А ведь это - к вопросу о непостижимости мира, крайнем пессимизме. И “...все же...”- говорит Брюсов. Вот вам и пессимизм.

Но предположим, что я у Брюсова вычитал, что хотел. А на самом деле эта цитата значит вот что: у Тютчева, мол, безумец лишь думает, что чует воду; а на самом деле ничего такого нет. Постижения тайны нет.

Однако, извините за грубость: этот якобы экстрасенс давно бы умер в пустыне от обезвоживания. А дело представлено в стихотворении так, что он там живет и живет... Значит, ему не только чудится, но, бывает, и действительно найти воду удается.

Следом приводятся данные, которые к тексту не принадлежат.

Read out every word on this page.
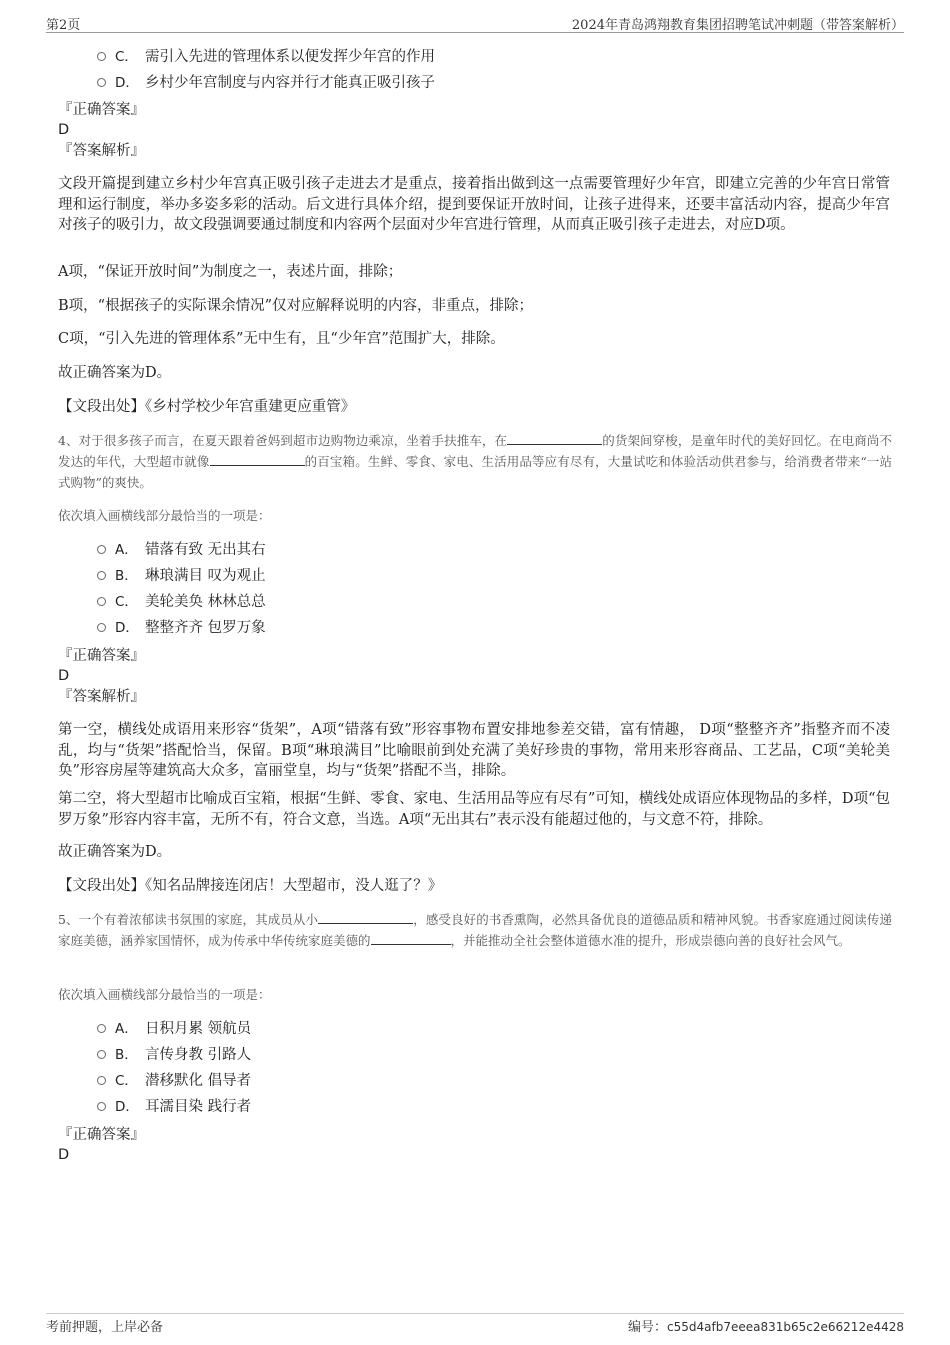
第2页	2024年青岛鸿翔教育集团招聘笔试冲刺题（带答案解析）
C． 需引入先进的管理体系以便发挥少年宫的作用
D． 乡村少年宫制度与内容并行才能真正吸引孩子
『正确答案』
D
『答案解析』
文段开篇提到建立乡村少年宫真正吸引孩子走进去才是重点，接着指出做到这一点需要管理好少年宫，即建立完善的少年宫日常管理和运行制度，举办多姿多彩的活动。后文进行具体介绍，提到要保证开放时间，让孩子进得来，还要丰富活动内容，提高少年宫对孩子的吸引力，故文段强调要通过制度和内容两个层面对少年宫进行管理，从而真正吸引孩子走进去，对应D项。
A项，“保证开放时间”为制度之一，表述片面，排除；
B项，“根据孩子的实际课余情况”仅对应解释说明的内容，非重点，排除；
C项，“引入先进的管理体系”无中生有，且“少年宫”范围扩大，排除。
故正确答案为D。
【文段出处】《乡村学校少年宫重建更应重管》
4、对于很多孩子而言，在夏天跟着爸妈到超市边购物边乘凉，坐着手扶推车，在	的货架间穿梭，是童年时代的美好回忆。在电商尚不发达的年代，大型超市就像	的百宝箱。生鲜、零食、家电、生活用品等应有尽有，大量试吃和体验活动供君参与，给消费者带来“一站式购物”的爽快。
依次填入画横线部分最恰当的一项是：
A． 错落有致 无出其右
B． 琳琅满目 叹为观止
C． 美轮美奂 林林总总
D． 整整齐齐 包罗万象
『正确答案』
D
『答案解析』
第一空，横线处成语用来形容“货架”，A项“错落有致”形容事物布置安排地参差交错，富有情趣， D项“整整齐齐”指整齐而不凌乱，均与“货架”搭配恰当，保留。B项“琳琅满目”比喻眼前到处充满了美好珍贵的事物，常用来形容商品、工艺品，C项“美轮美奂”形容房屋等建筑高大众多，富丽堂皇，均与“货架”搭配不当，排除。
第二空，将大型超市比喻成百宝箱，根据“生鲜、零食、家电、生活用品等应有尽有”可知，横线处成语应体现物品的多样，D项“包罗万象”形容内容丰富，无所不有，符合文意，当选。A项“无出其右”表示没有能超过他的，与文意不符，排除。
故正确答案为D。
【文段出处】《知名品牌接连闭店！大型超市，没人逛了？》
5、一个有着浓郁读书氛围的家庭，其成员从小	，感受良好的书香熏陶，必然具备优良的道德品质和精神风貌。书香家庭通过阅读传递家庭美德，涵养家国情怀，成为传承中华传统家庭美德的	，并能推动全社会整体道德水准的提升，形成崇德向善的良好社会风气。
依次填入画横线部分最恰当的一项是：
A． 日积月累 领航员
B． 言传身教 引路人
C． 潜移默化 倡导者
D． 耳濡目染 践行者
『正确答案』
D
考前押题，上岸必备	编号：c55d4afb7eeea831b65c2e66212e4428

Ну, ладно. Я извиняюсь. Но если и не находит... Тогда персонаж живет буквально святым духом. И, получается, как ни отрицает Тютчев ужасные настоящее и будущее, но что-то вообще немыслимое - все-таки он утверждает. И я опять не согласен с Брюсовым, что Тютчев полностью отрицает жизнь.

И опять

Берем следующее на выбор из брюсовского перечня:

Две силы есть - две роковые силы,

Всю жизнь свою у них мы под рукой,

От колыбельных дней и до могилы,-

Одна есть Смерть, другая - Суд людской.

И та и тот равно неотразимы,

И безответственны и тот и та,

Пощады нет, протесты нетерпимы,

Их приговор смыкает всем уста...

Но Смерть честней - чужда лицеприятью,

Не тронута ничем, не смущена,

Смиренную иль ропщущую братью -

Своей косой равняет всех она.

Свет не таков: борьбы разноголосья -

Ревнивый властелин - не терпит он,

Не косит сплошь, но лучшие колосья

Нередко с корнем вырывает вон.

И горе ей - увы, двойное горе,-

Той гордой силе, гордо-молодой,

Вступающей с решимостью во взоре

С улыбкой на устах - в неравный бой.

Когда она при роковом сознанье

Всех прав своих, с отвагой красоты,

Бестрепетно, в каком-то обаянье

Идет сама навстречу клеветы,

Личиною чела не прикрывает,

И не дает принизиться челу,

И с кудрей молодых, как пыль, свевает

Угрозы, брань и страстную хулу,-

Да, горе ей - и чем простосердечней,

Тем кажется виновнее она...

Таков уж свет: он тем бесчеловечней,

Где человечно-искренней вина.

Март 1869 г.

Ну что? Здесь, наконец, может, Брюсов прав? Здесь Тютчев является жизнеотрицателем? И, значит, смертевоспевателем? Смерть - вон - с большой буквы пишет. Хвалит ее (за честность, за нелицеприятие)... И вон - другую роковую силу тоже с большой буквы пишет... И хоть не хвалит ее, зато восторгается ведущим себя так, что навлекает на себя гибель от этой другой роковой силы... То есть, опять же, хвалит антижизнь... Прав Брюсов?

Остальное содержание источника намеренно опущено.